Oban Live – The Evolution Of Scottish Sound

The first ever Oban Live takes place later this month, and organiser Daniel Gillespie of Skerryvore has high hopes for the West Coast festival.

The two-day open air concert at Mossfield Stadium on May 13 and 14 promises to be a fantastic showcase of Celtic music over the years.

It was inspired by Skerryvore’s 2015 Decade extended concert, which featured some of the band’s favourite tracks since they formed in 2005, with special guests and a festival atmosphere.

The concert’s reception made it clear that there was a huge appetite for Celtic concerts on a larger-scale in Oban and the idea was born to expand Decade into the 2-day event, Oban Live, celebrating not just Skerryvore’s music, but of the evolution of Scottish music as a whole.

Generations of Sounds and Influence

“The legendary acts such as Capercaillie, Wolfstone and Phil Cunningham & Aly Bain alongside many of the acts that they inspired, such as Julie Fowlis and Skipinnish will be a fantastic showcase of how the sound of Scotland has evolved over generations,” Daniel told us.

“Creating the largest outdoor concert in the region has been a huge challenge but we believe Oban and the west coast has huge potential for an event of this size.”
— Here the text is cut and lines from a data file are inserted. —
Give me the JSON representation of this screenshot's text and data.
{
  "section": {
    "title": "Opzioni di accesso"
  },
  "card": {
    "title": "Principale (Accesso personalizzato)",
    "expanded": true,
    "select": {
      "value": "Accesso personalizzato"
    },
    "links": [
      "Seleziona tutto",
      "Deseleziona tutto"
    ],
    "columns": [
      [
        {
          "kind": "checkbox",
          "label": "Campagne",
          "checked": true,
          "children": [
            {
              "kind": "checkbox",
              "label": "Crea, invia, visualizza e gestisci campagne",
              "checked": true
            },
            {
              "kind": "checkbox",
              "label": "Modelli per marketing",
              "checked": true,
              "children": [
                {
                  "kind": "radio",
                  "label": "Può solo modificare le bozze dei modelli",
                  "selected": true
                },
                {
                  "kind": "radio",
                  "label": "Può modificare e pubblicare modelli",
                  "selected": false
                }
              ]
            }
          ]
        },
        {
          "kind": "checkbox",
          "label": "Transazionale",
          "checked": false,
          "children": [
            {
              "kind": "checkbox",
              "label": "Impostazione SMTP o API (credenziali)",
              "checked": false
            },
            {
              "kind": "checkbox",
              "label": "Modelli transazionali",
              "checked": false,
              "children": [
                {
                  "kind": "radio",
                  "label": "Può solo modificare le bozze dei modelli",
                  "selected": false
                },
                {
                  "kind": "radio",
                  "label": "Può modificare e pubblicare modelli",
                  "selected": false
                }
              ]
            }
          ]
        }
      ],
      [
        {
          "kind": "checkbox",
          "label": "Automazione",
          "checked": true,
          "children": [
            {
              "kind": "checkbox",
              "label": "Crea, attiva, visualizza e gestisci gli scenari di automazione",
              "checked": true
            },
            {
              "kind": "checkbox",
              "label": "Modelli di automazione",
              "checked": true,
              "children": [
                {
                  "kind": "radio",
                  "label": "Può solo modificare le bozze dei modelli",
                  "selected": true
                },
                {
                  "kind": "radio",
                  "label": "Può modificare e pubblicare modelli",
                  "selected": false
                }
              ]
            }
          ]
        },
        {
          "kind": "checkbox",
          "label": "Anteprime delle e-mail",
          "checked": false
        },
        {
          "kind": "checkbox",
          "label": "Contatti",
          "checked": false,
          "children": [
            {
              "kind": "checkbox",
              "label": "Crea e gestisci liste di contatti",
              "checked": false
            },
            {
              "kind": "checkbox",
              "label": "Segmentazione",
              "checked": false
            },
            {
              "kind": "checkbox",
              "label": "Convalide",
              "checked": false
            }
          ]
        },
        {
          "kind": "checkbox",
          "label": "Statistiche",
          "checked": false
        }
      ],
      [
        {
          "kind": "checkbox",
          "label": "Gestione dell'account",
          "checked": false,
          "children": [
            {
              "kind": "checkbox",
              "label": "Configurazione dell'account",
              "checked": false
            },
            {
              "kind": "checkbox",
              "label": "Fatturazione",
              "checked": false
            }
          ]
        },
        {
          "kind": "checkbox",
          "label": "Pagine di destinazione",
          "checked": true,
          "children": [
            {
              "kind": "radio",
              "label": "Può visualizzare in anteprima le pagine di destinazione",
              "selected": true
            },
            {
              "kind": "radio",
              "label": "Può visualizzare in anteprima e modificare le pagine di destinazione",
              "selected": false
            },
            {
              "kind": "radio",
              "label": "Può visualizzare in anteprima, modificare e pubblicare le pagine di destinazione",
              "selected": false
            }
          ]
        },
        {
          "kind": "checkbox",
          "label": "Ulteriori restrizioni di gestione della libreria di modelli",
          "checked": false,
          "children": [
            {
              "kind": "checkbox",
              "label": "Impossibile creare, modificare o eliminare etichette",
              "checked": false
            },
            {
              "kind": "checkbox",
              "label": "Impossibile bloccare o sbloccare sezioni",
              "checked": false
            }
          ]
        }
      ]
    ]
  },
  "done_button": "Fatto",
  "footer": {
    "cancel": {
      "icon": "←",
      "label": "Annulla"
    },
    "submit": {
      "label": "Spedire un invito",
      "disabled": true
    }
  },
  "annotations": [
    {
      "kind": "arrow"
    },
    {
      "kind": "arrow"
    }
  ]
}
The Skerryvore accordionist wanted to celebrate the Celtic and Hebridean sound that he and his brother Martin, also in Skerryvore, grew up with on Tiree, which continues to shape their music today.

“It is a sound that has evolved and changed over generations yet the Hebridean roots still remain…

“There are so many fantastic musicians that have come from the west coast that have gone on to perform worldwide in grand halls and festivals, but all will still have such a great appreciation of the island environment where they first developed their music and this will always remain part of their sound.”

The appetite for Hebridean music isn’t limited to the west coast either – Daniel has toured the globe with Skerryvore and says the reception overseas, especially in the US, has been incredibly positive.

“I think it is Scotland as a whole that appeals so much. People are so interested in the history and culture – and the music is obviously such a key part of that. There is the obvious appeal of bagpipes and tartan, two elements that are sometimes perceived in a negative stereotype with regards to music at home, yet have such great appeal worldwide.

The New Fusion of Scottish Music

“I think changing this stereotype and presenting our fusion of Scottish music is something that has always been a driving motivation for Skerryvore.

“It will take time to develop but we hope that Oban Live can become one of the key events on the Scottish calendar that will continue to attract people from all over the world to visit.”